Trust in data – IV – trusting the team

Today (20 November 2013) I was reading an item in The Times (London) with the headline “We fiddle our crime numbers, admit police”. This is a fairly unedifying business.

The blame is once again laid at the door of government targets and performance related pay. I fear that this is akin to blaming police corruption on the largesse of criminals. If only organised crime would stop offering bribes, the police would not succumb to taking them in consideration of repudiating their office as constable, so the argument might run (pace Brian Joiner). Of course, the argument is nonsense. What we expect of police constables is honesty even, perhaps especially, when temptation presents itself. We expect the police to give truthful evidence in court, to deal with the public fairly and to conduct their investigations diligently and rationally. The public expects the police to behave in this way even in the face of manifest temptation to do otherwise. The public expects the same honest approach to reporting their performance. I think Robert Frank put it well in Passions within Reason.

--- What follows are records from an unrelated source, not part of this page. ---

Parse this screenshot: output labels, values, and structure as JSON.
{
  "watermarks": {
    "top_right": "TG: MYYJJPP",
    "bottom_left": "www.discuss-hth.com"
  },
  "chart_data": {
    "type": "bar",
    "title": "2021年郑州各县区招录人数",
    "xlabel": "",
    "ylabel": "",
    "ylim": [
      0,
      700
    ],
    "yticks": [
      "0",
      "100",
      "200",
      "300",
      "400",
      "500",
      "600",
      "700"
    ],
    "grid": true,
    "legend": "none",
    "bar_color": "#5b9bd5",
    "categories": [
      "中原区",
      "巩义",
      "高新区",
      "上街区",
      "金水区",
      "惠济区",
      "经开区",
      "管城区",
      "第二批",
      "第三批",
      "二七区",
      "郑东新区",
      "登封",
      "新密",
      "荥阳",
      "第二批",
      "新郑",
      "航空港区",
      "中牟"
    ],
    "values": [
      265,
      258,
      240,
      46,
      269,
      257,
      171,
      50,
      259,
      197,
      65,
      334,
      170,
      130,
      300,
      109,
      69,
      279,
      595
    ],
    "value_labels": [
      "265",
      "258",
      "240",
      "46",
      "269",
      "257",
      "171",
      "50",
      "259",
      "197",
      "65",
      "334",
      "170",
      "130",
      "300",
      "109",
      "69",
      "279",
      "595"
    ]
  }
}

The honest individual … is someone who values trustworthiness for its own sake. That he might receive a material payoff for such behaviour is beyond his concern. And it is precisely because he has this attitude that he can be trusted in situations where his behaviour cannot be monitored. Trustworthiness, provided it is recognizable, creates valuable opportunities that would not otherwise be available.

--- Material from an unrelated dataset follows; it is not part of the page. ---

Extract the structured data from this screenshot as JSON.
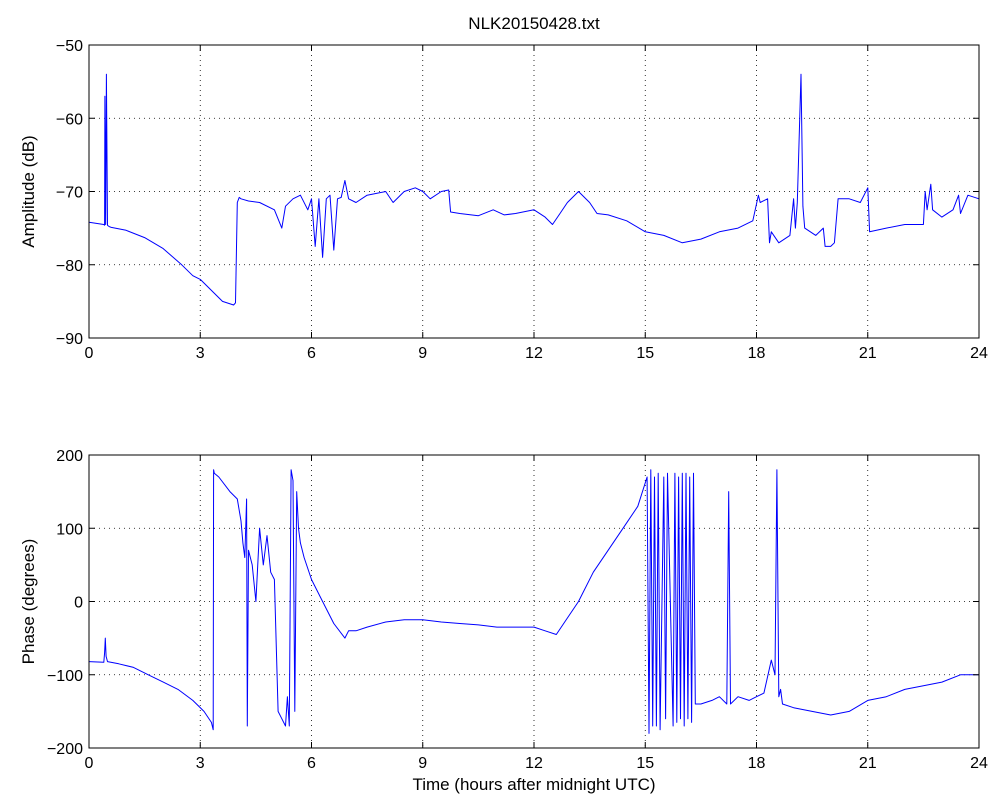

Matt Ridley put it starkly in his overview of evolutionary psychology, The Origins of Virtue. He wasn’t speaking of policing in particular.

The virtuous are virtuous for no other reason that it enables them to join forces with others who are virtuous, for mutual benefit.

What worried me most about the article was a remark from Peter Barron, a former detective chief superintendent in the Metropolitan Police. Should any individual challenge the distortion of data:

You are judged to be not a team player.

“Teamwork” can be a smokescreen for the most appalling bullying. In our current corporate cultures, to be branded as “not a team player” can be the most horrible slur, smearing the individual’s contribution to the overall mission. One can see how such an environment can allow a team’s behaviours and objectives to become misaligned from those of the parent organisation. That is a problem that can often be addressed by management with a proper system of goal deployment.

However, the problem is more severe when the team is in fact well aligned to what are distorted organisational goals. The remedies for this lie in the twin processes of governance and whistleblowing. Neither seem to be working very well in UK policing at the moment but that simply leaves an opportunity for process improvement. Work is underway. The English law of whistleblowing has been amended this year. If you aren’t familiar with it you can find it here.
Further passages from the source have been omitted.